28The story of a 94 year old woman with Alzheimer’s

At her old age of 94 years, she was suffering from advanced Alzheimer’s. She was thinking that it was in 1954 and she asked me if I wanted some tea. Well, that’s not really a bad memory considering that she was lying in the hospital bed healing her broken hip. She had fallen while at an assisted living facility and this wasn’t the first time as she had previously broken her collarbone. Within a year, she lost about 30 pounds and even though it is natural for someone with Alzheimer’s disease, it was quite upsetting for the family. This patient of mine was very luck and despite her old age, her children were very supportive.

Long ago, her son had the power of attorney over her health care and this officially meant that his decisions concerning her wellness and healthcare were legally binding. Due to her state, she was unable to make informed sound decisions, especially medical ones. The patient was being cared for by a geriatrician. According to the chart in his office, I knew that they had discussed the option of palliative care and hospice with her family. However, they wanted to learn more and the son was convinced that the ‘Do Not Resuscitate’ agreement was good for his mother. By 94 years, she was quite frail and no one would want to try chest compressions on her.

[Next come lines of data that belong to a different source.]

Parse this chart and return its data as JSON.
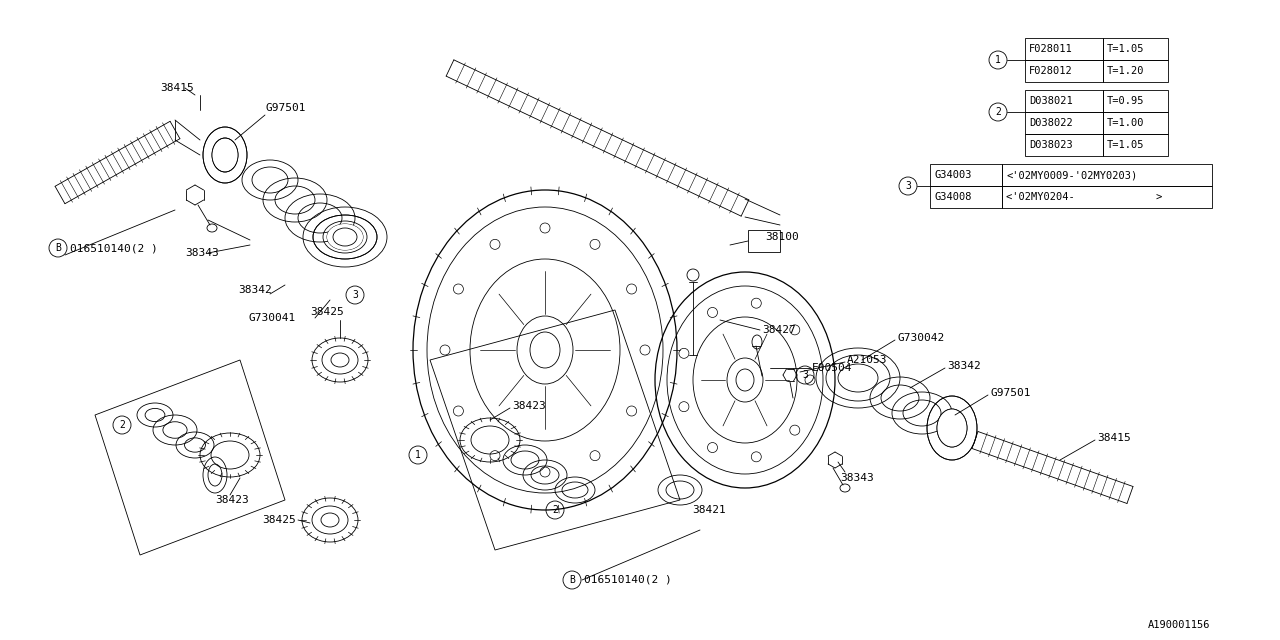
{
  "bg_color": "#ffffff",
  "line_color": "#000000",
  "fig_w": 12.8,
  "fig_h": 6.4,
  "dpi": 100,
  "watermark": "A190001156",
  "table1_rows": [
    [
      "F028011",
      "T=1.05"
    ],
    [
      "F028012",
      "T=1.20"
    ]
  ],
  "table2_rows": [
    [
      "D038021",
      "T=0.95"
    ],
    [
      "D038022",
      "T=1.00"
    ],
    [
      "D038023",
      "T=1.05"
    ]
  ],
  "table3_rows": [
    [
      "G34003",
      "<'02MY0009-'02MY0203)"
    ],
    [
      "G34008",
      "<'02MY0204-             >"
    ]
  ]
}
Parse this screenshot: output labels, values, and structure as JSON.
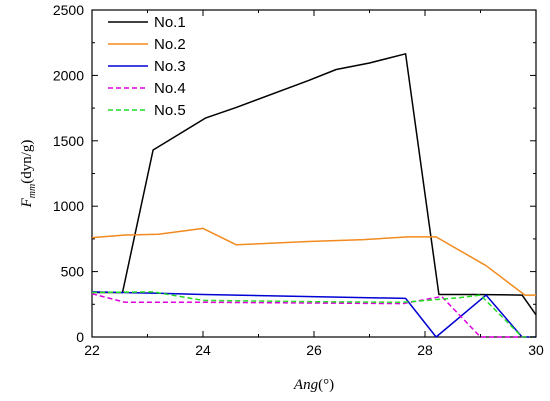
{
  "chart_data": {
    "type": "line",
    "title": "",
    "xlabel": {
      "prefix": "Ang",
      "suffix": "(°)"
    },
    "ylabel": {
      "main": "F",
      "subscript": "mm",
      "unit": "(dyn/g)"
    },
    "xlim": [
      22,
      30
    ],
    "ylim": [
      0,
      2500
    ],
    "xticks": [
      "22",
      "24",
      "26",
      "28",
      "30"
    ],
    "yticks": [
      "0",
      "500",
      "1000",
      "1500",
      "2000",
      "2500"
    ],
    "grid": false,
    "legend_position": "top-left",
    "series": [
      {
        "name": "No.1",
        "color": "#000000",
        "dash": "solid",
        "points": [
          [
            22,
            340
          ],
          [
            22.55,
            340
          ],
          [
            23.1,
            1430
          ],
          [
            24.05,
            1675
          ],
          [
            24.6,
            1755
          ],
          [
            25.9,
            1960
          ],
          [
            26.4,
            2045
          ],
          [
            27.0,
            2095
          ],
          [
            27.65,
            2165
          ],
          [
            28.25,
            325
          ],
          [
            28.9,
            325
          ],
          [
            29.75,
            320
          ],
          [
            30,
            170
          ]
        ]
      },
      {
        "name": "No.2",
        "color": "#f28a1e",
        "dash": "solid",
        "points": [
          [
            22,
            760
          ],
          [
            22.6,
            780
          ],
          [
            23.2,
            785
          ],
          [
            24.0,
            830
          ],
          [
            24.6,
            705
          ],
          [
            25.9,
            730
          ],
          [
            26.9,
            745
          ],
          [
            27.7,
            765
          ],
          [
            28.2,
            765
          ],
          [
            29.1,
            545
          ],
          [
            29.8,
            320
          ],
          [
            30,
            320
          ]
        ]
      },
      {
        "name": "No.3",
        "color": "#0000d4",
        "dash": "solid",
        "points": [
          [
            22,
            345
          ],
          [
            23.2,
            335
          ],
          [
            24.0,
            325
          ],
          [
            27.65,
            295
          ],
          [
            28.2,
            0
          ],
          [
            29.1,
            320
          ],
          [
            29.75,
            0
          ],
          [
            30,
            0
          ]
        ]
      },
      {
        "name": "No.4",
        "color": "#e000e0",
        "dash": "dashed",
        "points": [
          [
            22,
            330
          ],
          [
            22.6,
            265
          ],
          [
            24.1,
            265
          ],
          [
            27.6,
            255
          ],
          [
            28.3,
            310
          ],
          [
            29.0,
            0
          ],
          [
            30,
            0
          ]
        ]
      },
      {
        "name": "No.5",
        "color": "#22dd22",
        "dash": "dashed",
        "points": [
          [
            22,
            340
          ],
          [
            23.1,
            345
          ],
          [
            24.0,
            280
          ],
          [
            26.0,
            270
          ],
          [
            27.6,
            265
          ],
          [
            28.6,
            300
          ],
          [
            29.0,
            320
          ],
          [
            29.75,
            0
          ],
          [
            30,
            0
          ]
        ]
      }
    ]
  }
}
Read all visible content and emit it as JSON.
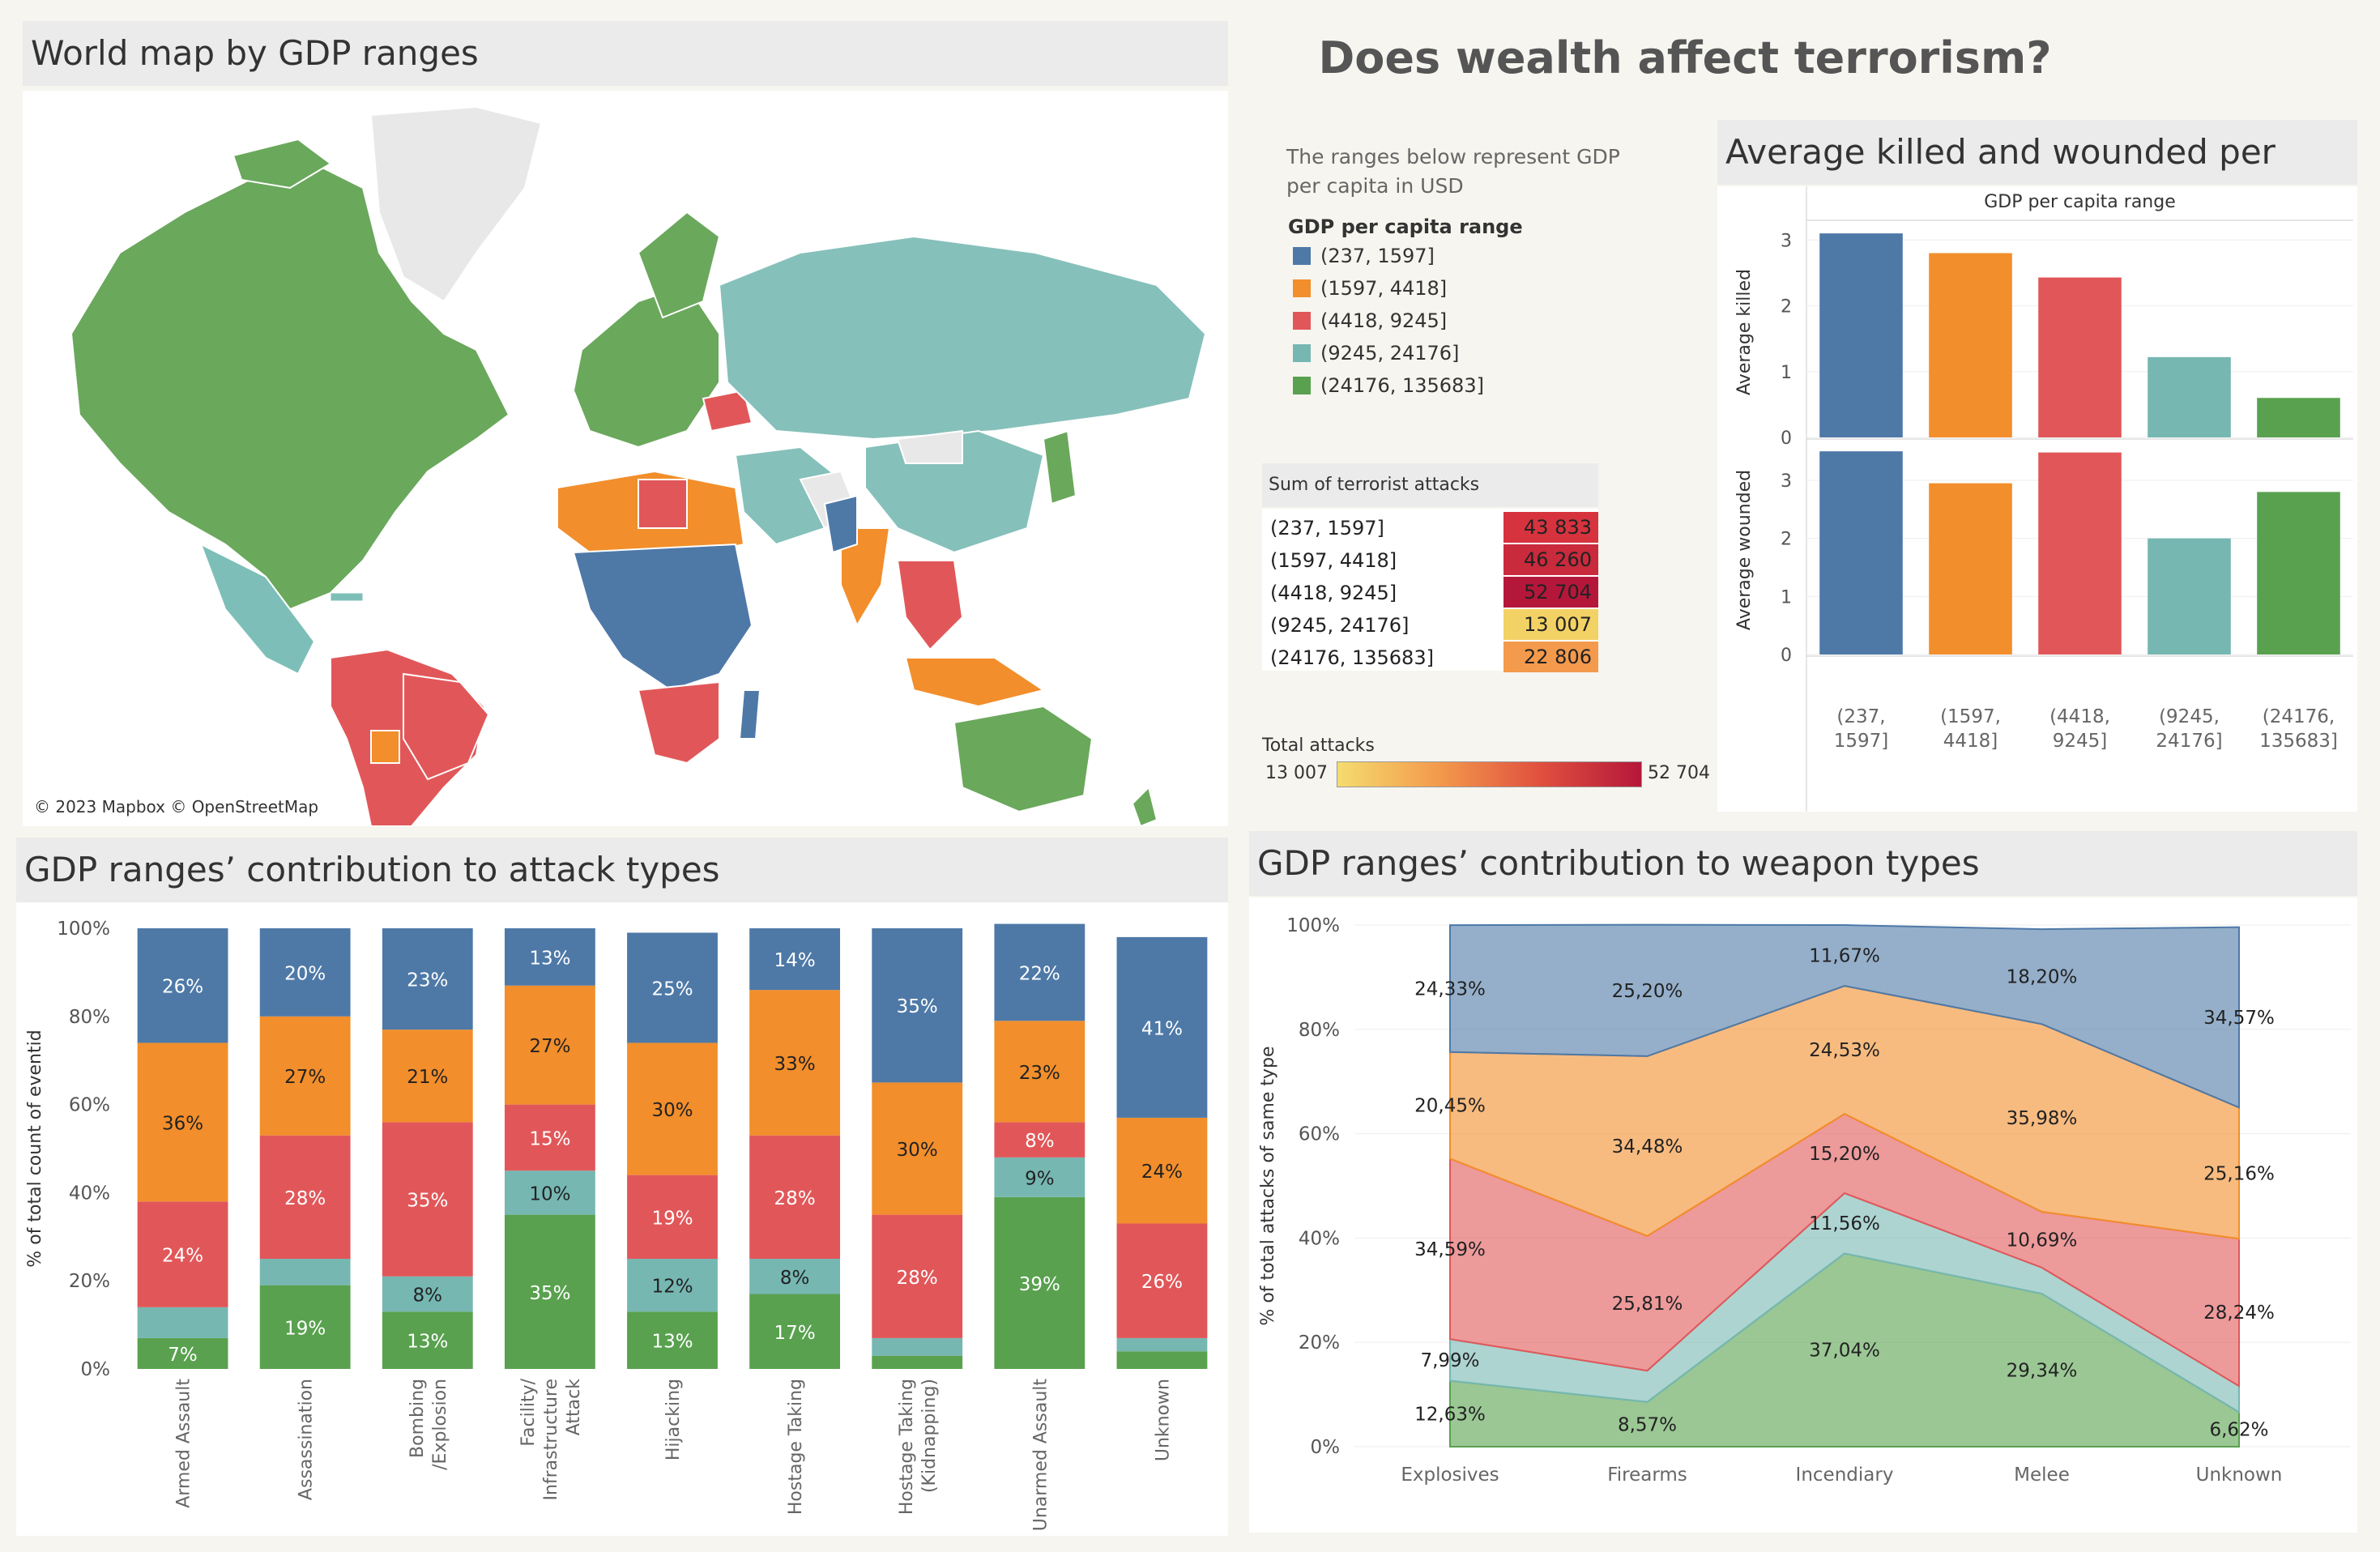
{
  "dashboard": {
    "title": "Does wealth affect terrorism?",
    "intro_text": "The ranges below represent GDP per capita in USD"
  },
  "map_panel": {
    "title": "World map by GDP ranges",
    "attribution": "© 2023 Mapbox © OpenStreetMap"
  },
  "legend": {
    "title": "GDP per capita range",
    "items": [
      {
        "label": "(237, 1597]",
        "color": "#4e79a7"
      },
      {
        "label": "(1597, 4418]",
        "color": "#f28e2b"
      },
      {
        "label": "(4418, 9245]",
        "color": "#e15759"
      },
      {
        "label": "(9245, 24176]",
        "color": "#76b7b2"
      },
      {
        "label": "(24176, 135683]",
        "color": "#59a14f"
      }
    ]
  },
  "attacks_table": {
    "header": "Sum of terrorist attacks",
    "rows": [
      {
        "label": "(237, 1597]",
        "value": "43 833",
        "color": "#d6333f"
      },
      {
        "label": "(1597, 4418]",
        "value": "46 260",
        "color": "#c92a3c"
      },
      {
        "label": "(4418, 9245]",
        "value": "52 704",
        "color": "#b5173a"
      },
      {
        "label": "(9245, 24176]",
        "value": "13 007",
        "color": "#f3d265"
      },
      {
        "label": "(24176, 135683]",
        "value": "22 806",
        "color": "#f39a4c"
      }
    ],
    "color_legend": {
      "title": "Total attacks",
      "min": "13 007",
      "max": "52 704",
      "min_color": "#f5dc6f",
      "max_color": "#b5173a"
    }
  },
  "killed_wounded": {
    "title": "Average killed and wounded per attack",
    "column_header": "GDP per capita range",
    "categories": [
      "(237, 1597]",
      "(1597, 4418]",
      "(4418, 9245]",
      "(9245, 24176]",
      "(24176, 135683]"
    ],
    "category_lines": [
      [
        "(237,",
        "1597]"
      ],
      [
        "(1597,",
        "4418]"
      ],
      [
        "(4418,",
        "9245]"
      ],
      [
        "(9245,",
        "24176]"
      ],
      [
        "(24176,",
        "135683]"
      ]
    ],
    "killed_label": "Average killed",
    "wounded_label": "Average wounded",
    "ticks_killed": [
      "0",
      "1",
      "2",
      "3"
    ],
    "ticks_wounded": [
      "0",
      "1",
      "2",
      "3"
    ]
  },
  "attack_types": {
    "title": "GDP ranges’ contribution to attack types",
    "ylabel": "% of total count of eventid",
    "yticks": [
      "0%",
      "20%",
      "40%",
      "60%",
      "80%",
      "100%"
    ]
  },
  "weapon_types": {
    "title": "GDP ranges’ contribution to weapon types",
    "ylabel": "% of total attacks of same type",
    "yticks": [
      "0%",
      "20%",
      "40%",
      "60%",
      "80%",
      "100%"
    ]
  },
  "chart_data": [
    {
      "type": "bar",
      "title": "Average killed and wounded per attack",
      "categories": [
        "(237, 1597]",
        "(1597, 4418]",
        "(4418, 9245]",
        "(9245, 24176]",
        "(24176, 135683]"
      ],
      "series": [
        {
          "name": "Average killed",
          "values": [
            3.1,
            2.8,
            2.43,
            1.22,
            0.6
          ]
        },
        {
          "name": "Average wounded",
          "values": [
            3.5,
            2.95,
            3.48,
            2.0,
            2.8
          ]
        }
      ],
      "ylim_killed": [
        0,
        3.2
      ],
      "ylim_wounded": [
        0,
        3.6
      ],
      "colors": [
        "#4e79a7",
        "#f28e2b",
        "#e15759",
        "#76b7b2",
        "#59a14f"
      ]
    },
    {
      "type": "bar",
      "title": "GDP ranges’ contribution to attack types",
      "stacked": true,
      "ylabel": "% of total count of eventid",
      "ylim": [
        0,
        100
      ],
      "categories": [
        "Armed Assault",
        "Assassination",
        "Bombing /Explosion",
        "Facility/ Infrastructure Attack",
        "Hijacking",
        "Hostage Taking",
        "Hostage Taking (Kidnapping)",
        "Unarmed Assault",
        "Unknown"
      ],
      "category_lines": [
        [
          "Armed Assault"
        ],
        [
          "Assassination"
        ],
        [
          "Bombing",
          "/Explosion"
        ],
        [
          "Facility/",
          "Infrastructure",
          "Attack"
        ],
        [
          "Hijacking"
        ],
        [
          "Hostage Taking"
        ],
        [
          "Hostage Taking",
          "(Kidnapping)"
        ],
        [
          "Unarmed Assault"
        ],
        [
          "Unknown"
        ]
      ],
      "series": [
        {
          "name": "(24176, 135683]",
          "color": "#59a14f",
          "values": [
            7,
            19,
            13,
            35,
            13,
            17,
            3,
            39,
            4
          ],
          "labels": [
            "7%",
            "19%",
            "13%",
            "35%",
            "13%",
            "17%",
            "",
            "39%",
            ""
          ]
        },
        {
          "name": "(9245, 24176]",
          "color": "#76b7b2",
          "values": [
            7,
            6,
            8,
            10,
            12,
            8,
            4,
            9,
            3
          ],
          "labels": [
            "",
            "",
            "8%",
            "10%",
            "12%",
            "8%",
            "",
            "9%",
            ""
          ]
        },
        {
          "name": "(4418, 9245]",
          "color": "#e15759",
          "values": [
            24,
            28,
            35,
            15,
            19,
            28,
            28,
            8,
            26
          ],
          "labels": [
            "24%",
            "28%",
            "35%",
            "15%",
            "19%",
            "28%",
            "28%",
            "8%",
            "26%"
          ]
        },
        {
          "name": "(1597, 4418]",
          "color": "#f28e2b",
          "values": [
            36,
            27,
            21,
            27,
            30,
            33,
            30,
            23,
            24
          ],
          "labels": [
            "36%",
            "27%",
            "21%",
            "27%",
            "30%",
            "33%",
            "30%",
            "23%",
            "24%"
          ]
        },
        {
          "name": "(237, 1597]",
          "color": "#4e79a7",
          "values": [
            26,
            20,
            23,
            13,
            25,
            14,
            35,
            22,
            41
          ],
          "labels": [
            "26%",
            "20%",
            "23%",
            "13%",
            "25%",
            "14%",
            "35%",
            "22%",
            "41%"
          ]
        }
      ]
    },
    {
      "type": "area",
      "title": "GDP ranges’ contribution to weapon types",
      "stacked": true,
      "ylabel": "% of total attacks of same type",
      "ylim": [
        0,
        100
      ],
      "categories": [
        "Explosives",
        "Firearms",
        "Incendiary",
        "Melee",
        "Unknown"
      ],
      "series": [
        {
          "name": "(24176, 135683]",
          "color": "#59a14f",
          "values": [
            12.63,
            8.57,
            37.04,
            29.34,
            6.62
          ],
          "labels": [
            "12,63%",
            "8,57%",
            "37,04%",
            "29,34%",
            "6,62%"
          ]
        },
        {
          "name": "(9245, 24176]",
          "color": "#76b7b2",
          "values": [
            7.99,
            6.0,
            11.56,
            5.0,
            5.0
          ],
          "labels": [
            "7,99%",
            "",
            "11,56%",
            "",
            ""
          ]
        },
        {
          "name": "(4418, 9245]",
          "color": "#e15759",
          "values": [
            34.59,
            25.81,
            15.2,
            10.69,
            28.24
          ],
          "labels": [
            "34,59%",
            "25,81%",
            "15,20%",
            "10,69%",
            "28,24%"
          ]
        },
        {
          "name": "(1597, 4418]",
          "color": "#f28e2b",
          "values": [
            20.45,
            34.48,
            24.53,
            35.98,
            25.16
          ],
          "labels": [
            "20,45%",
            "34,48%",
            "24,53%",
            "35,98%",
            "25,16%"
          ]
        },
        {
          "name": "(237, 1597]",
          "color": "#4e79a7",
          "values": [
            24.33,
            25.2,
            11.67,
            18.2,
            34.57
          ],
          "labels": [
            "24,33%",
            "25,20%",
            "11,67%",
            "18,20%",
            "34,57%"
          ]
        }
      ]
    }
  ]
}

Offering guidance during times of critical illness

After being admitted with a broken hip, an intern at the hospital called me concerning the ethical dilemma she was in. The lady was DNR and the presence of intermittent VTach on monitor that she might not be sufficiently stable to withstand the repair of her hip. Such situations are usually the most trying times for any doctor. Most of them largely stress on minutiae rather than looking at the bigger picture. Guiding a patient and the family through times of critical illnesses like this one is truly a big service. The most important role that a patient should be concerned with is bearing witness.

After seeing the old woman lying comfortably on her hospital bed and being supported by her son and daughter, we started discussing about the concerned medical issues. This included weight loss, advanced dementia, multiple falls, anemia, hip fracture and potentially unstable and irregular heart rhythm. It was understandable that the objective was not to make the woman walk again but rather ease the pain and feeling. The son cleared stated that she needed no surgery and a consensus was reached with her doctor as well. They preferred hospice for her as this would enable her to live in comfort by not going through the indignity that further medication would bring her.